Fear of Feeling
It’s a strange thing, this matter of vocal feeling.
Depending on who you are reading at any given time, it’s something to be depended upon and cultivated, or ignored entirely—a matter of personal preference.
The old school? It’s full of paradoxical feelings. On one hand you have sayings like “the Italian singer has no throat,” and on the other, “appoggiare la voce,” which is all about doing something, usually in the lower half of the body.
So, does one feel in order not to feel?
You see how confusing this might be to the beginner.
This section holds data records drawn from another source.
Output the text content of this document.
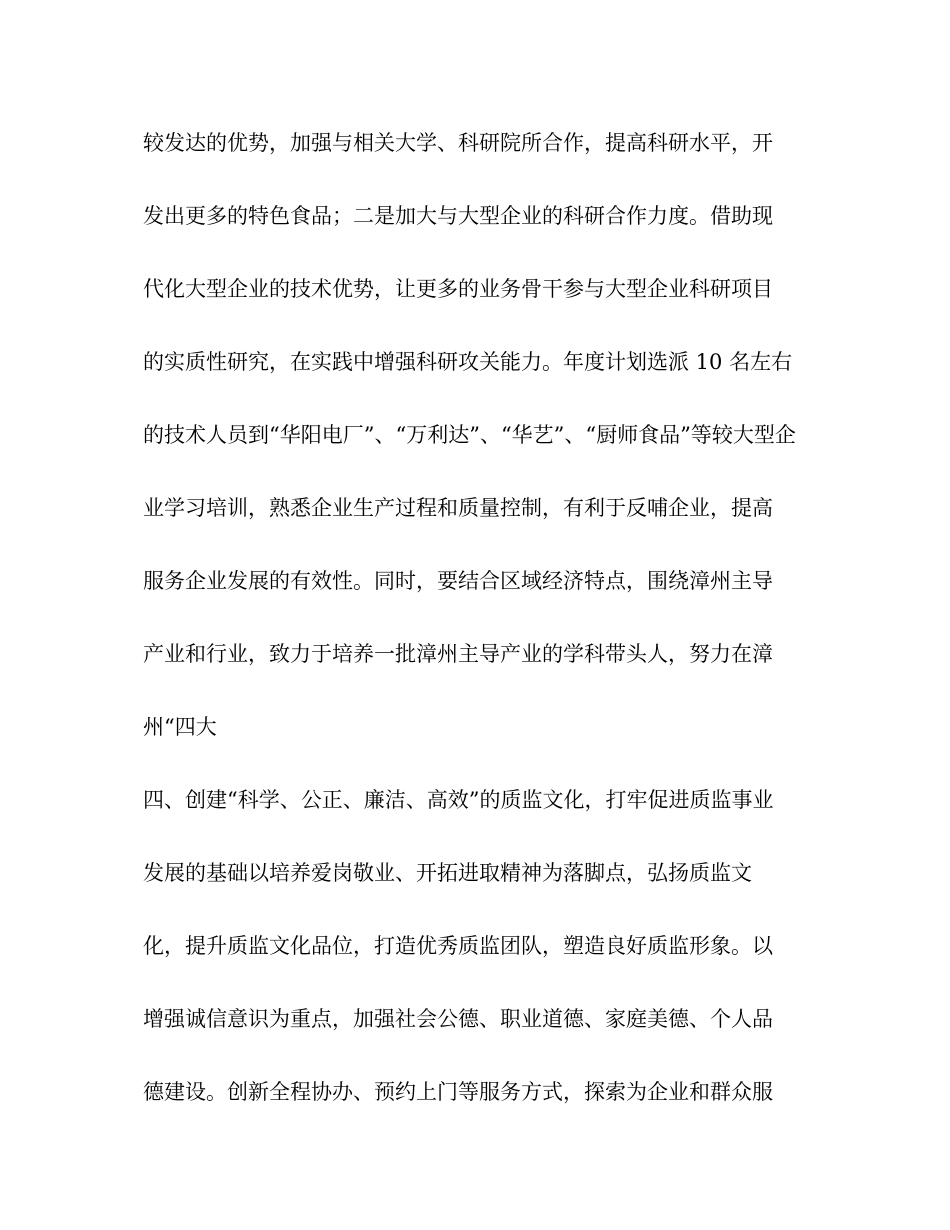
较发达的优势，加强与相关大学、科研院所合作，提高科研水平，开
发出更多的特色食品；二是加大与大型企业的科研合作力度。借助现
代化大型企业的技术优势，让更多的业务骨干参与大型企业科研项目
的实质性研究，在实践中增强科研攻关能力。年度计划选派 10 名左右
的技术人员到“华阳电厂”、“万利达”、“华艺”、“厨师食品”等较大型企
业学习培训，熟悉企业生产过程和质量控制，有利于反哺企业，提高
服务企业发展的有效性。同时，要结合区域经济特点，围绕漳州主导
产业和行业，致力于培养一批漳州主导产业的学科带头人，努力在漳
州“四大
四、创建“科学、公正、廉洁、高效”的质监文化，打牢促进质监事业
发展的基础以培养爱岗敬业、开拓进取精神为落脚点，弘扬质监文
化，提升质监文化品位，打造优秀质监团队，塑造良好质监形象。以
增强诚信意识为重点，加强社会公德、职业道德、家庭美德、个人品
德建设。创新全程协办、预约上门等服务方式，探索为企业和群众服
Margaret Harshaw, who was in the cultivated category, was wont to say that, for the singer, up is down and down is up, and to go forward you had to go back.
More confusion?
You’d have to be a singer of some experience to understand her meaning. You’d have to have ears; and by having ears, I mean the ability to discern vocal feeling as it relates to sound coursing through the body and coming out the mouth. This happens—btw—via the semicircular canals in the ear, which ‘know’ where everything is in the body, and enable the singer to feel their voice. Have a couple drinks and this system is thrown off-balance. Keep going full tilt and the head will be in the toilet—spinning—which is not the same thing as spinning the tone—another old-school teaching.
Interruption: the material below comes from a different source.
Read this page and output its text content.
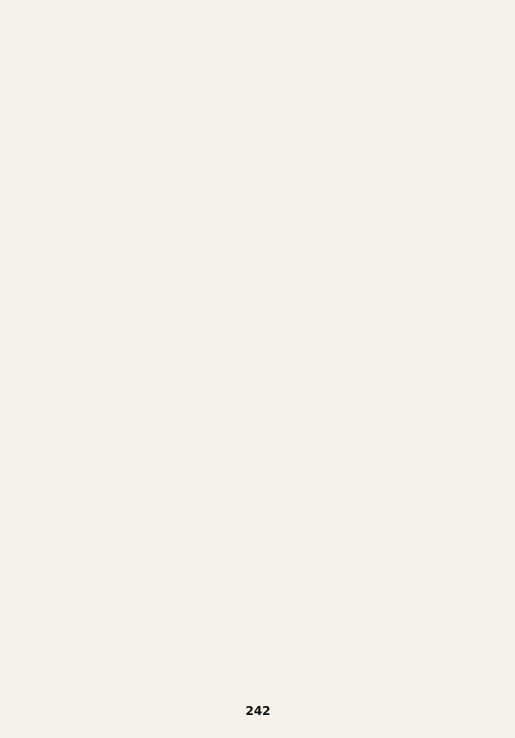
242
Fear of feeling—a heady cocktail all its own—can throw the whole vocal mechanism out of whack too. Whether this arises as a result of prior trauma—psychological or physical—is a matter to be unraveled slowly and with great care.
It’s also a matter of technique.
The mezzo-soprano with a break doesn’t get anywhere by pulling back and soft-pedaling between her registers; no, she needs concrete tools, more feeling, and courage.
Anna Schoen-René, who was Margaret Harshaw’s teacher, reportedly said that singing was 75 percent technique; and the more I teach, the more I believe she was right.
If you know what to do and how to do it, there is no need to fear.